La problématique de réduction du temps de travail avec maintient du revenu du travail peut être résumée en trois points principaux : (i) elle implique une augmentation du salaire horaire ; (ii) elle est permise par l'augmentation de la productivité induite par le progrès scientifique et technologique ; (iii) elle est au coeur de la lutte des classes pour le partage équitable de la valeur ajoutée, c-à-d de la création de richesse.
Le tableau suivant montre que les pays où la productivité (PIB par heure travaillée) est la plus élevée sont généralement ceux où la durée de travail (heures ouvrées annuellement par travailleur) est la plus basse : les gains de productivité permettent donc de gagner du temps libre.
La réduction du temps de travail, éventuellement imposée par la loi, peut se réaliser par la réduction de la durée du travail hebdomadaire et l'augmentation des congés payés (annuels, parentaux, sabbatiques, ...).
Le graphique ci-dessous présente les évolutions relatives des mêmes valeurs que dans le graphique précédent, cette fois sous forme d'indice. Entre 2000 et 2016, dans l'ensemble des pays de l'OCDE, la productivité au augmenté de 21% (soit en moyenne +1,3% par an) mais le temps de travail n'a diminué que de 4% (soit -0,3% par an).
Le graphique suivante présente le cas de la France, avec en plus l'évolution des salaires réels. On constate que ceux-ci ont suivi la même évolution que la productivité (environ 2,5% par an), tandis que le temps de travail baisse au même rythme moyen de -0,3% par an.
Il semble donc qu'on ne puisse pas parler "d'exploitation capitaliste". Il convient cependant de relativiser cette conclusion optimiste.
Il est en effet hautement probable que la légère baisse du temps de travail suggérée par le graphique ne soit qu'une illusion. En effet de nombreuses enquêtes montrent que depuis le développement du travail à domicile depuis la fin des années 1980 la majorité des employés dont l'ordinateur est le principal outil travaillent également le soir, le week-end et pendant les vacances [source]. Or seulement une partie de ces heures supplémentaires est comptabilisée et rémunérée.
Les économistes Jean-Marie Monnier et Carlo Vercellone notent « une augmentation considérable du nombre d’heures supplémentaires, non reconnues, non comptabilisées et non rétribuées, selon une logique de rentabilité qui rappelle les formes les plus primitives de ce que Marx appelait l’extorsion de la plus-value absolue » [source].
Selon Monnier et Vercellone « le travail cognitif et immatériel tend à se déployer sur l'ensemble des temps sociaux et de vie, au-delà des frontières traditionnelles entre temps de travail et temps libre.
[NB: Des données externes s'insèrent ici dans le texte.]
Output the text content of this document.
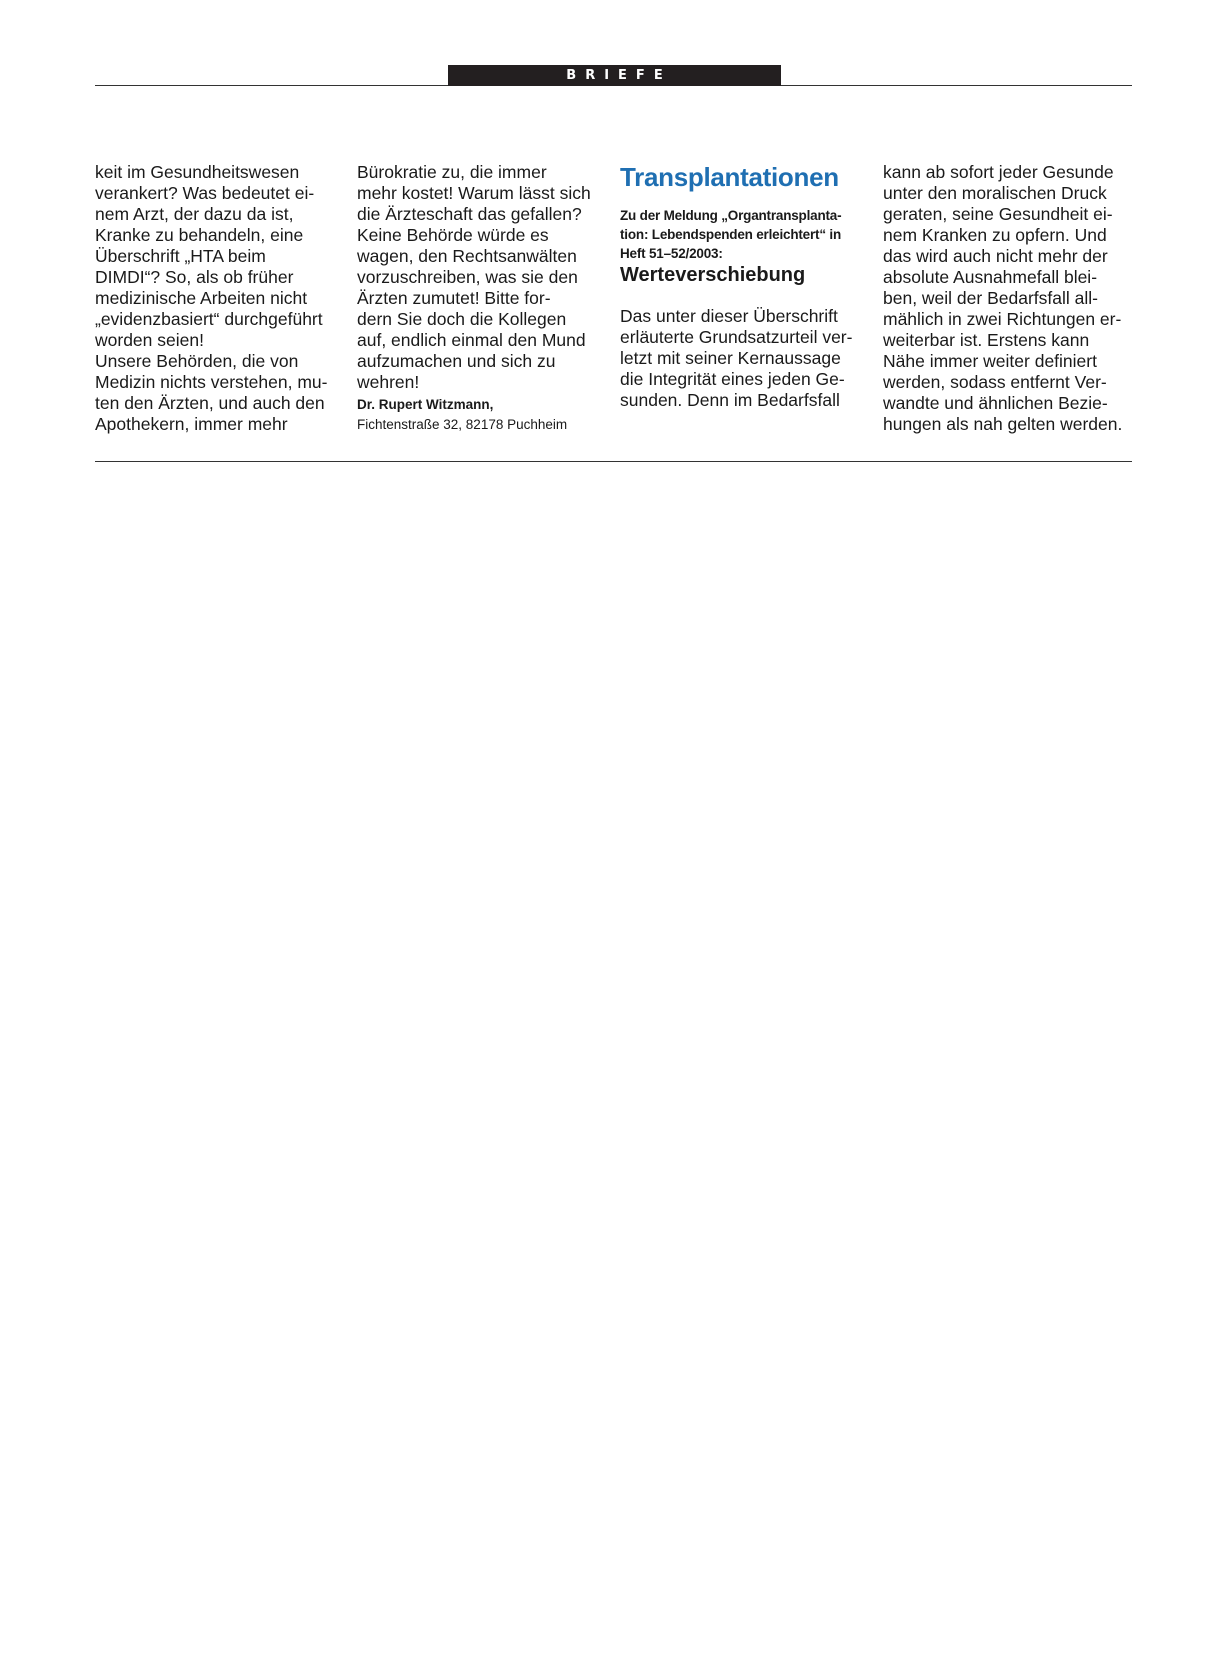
BRIEFE

keit im Gesundheitswesen
verankert? Was bedeutet ei-
nem Arzt, der dazu da ist,
Kranke zu behandeln, eine
Überschrift „HTA beim
DIMDI“? So, als ob früher
medizinische Arbeiten nicht
„evidenzbasiert“ durchgeführt
worden seien!
Unsere Behörden, die von
Medizin nichts verstehen, mu-
ten den Ärzten, und auch den
Apothekern, immer mehr

Bürokratie zu, die immer
mehr kostet! Warum lässt sich
die Ärzteschaft das gefallen?
Keine Behörde würde es
wagen, den Rechtsanwälten
vorzuschreiben, was sie den
Ärzten zumutet! Bitte for-
dern Sie doch die Kollegen
auf, endlich einmal den Mund
aufzumachen und sich zu
wehren!

Dr. Rupert Witzmann,
Fichtenstraße 32, 82178 Puchheim
Transplantationen

Zu der Meldung „Organtransplanta-
tion: Lebendspenden erleichtert“ in
Heft 51–52/2003:

Werteverschiebung

Das unter dieser Überschrift
erläuterte Grundsatzurteil ver-
letzt mit seiner Kernaussage
die Integrität eines jeden Ge-
sunden. Denn im Bedarfsfall

kann ab sofort jeder Gesunde
unter den moralischen Druck
geraten, seine Gesundheit ei-
nem Kranken zu opfern. Und
das wird auch nicht mehr der
absolute Ausnahmefall blei-
ben, weil der Bedarfsfall all-
mählich in zwei Richtungen er-
weiterbar ist. Erstens kann
Nähe immer weiter definiert
werden, sodass entfernt Ver-
wandte und ähnlichen Bezie-
hungen als nah gelten werden.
Cette nouvelle dimension du travail échappe à la mesure officielle et à la conception réductrice l'assimilant à la notion de travail salarié. (...) Les principes de la mesure de la productivité en termes de travail prescrit et de temps alloué perdent dans un grand nombre d’activités toute pertinence. (...) En d'autres termes, le temps dit libre se réduit de moins en moins à sa seule fonction cathartique de reproduction du potentiel énergétique de la force de travail. Il s’ouvre sur des activités de formation, d’autoformation, de partage des savoirs, de travail bénévole, de production collective de connaissances (...).
La tendance intrinsèque du travail cognitif à rendre poreuses les frontières entre travail et non travail est par ailleurs démultipliée par la révolution informationnelle. Celle-ci affaiblit considérablement les contraintes spatiales, temporelles et techniques propres au déroulement de l’activité du travail et à l’usage des moyens de production de l’époque fordiste. Cette dynamique a une nature profondément contradictoire et ambivalente. Elle favorise tout autant la mise au point de formes inédites de mise au travail et de captation de la valeur de la part des entreprises que l’essor de formes de coopération et d’échange non marchandes ». Il en découle une tension croissante entre la tendance à l’autonomie du travail cognitif et la tentative du capital à capter la production de l’ensemble des temps sociaux [source].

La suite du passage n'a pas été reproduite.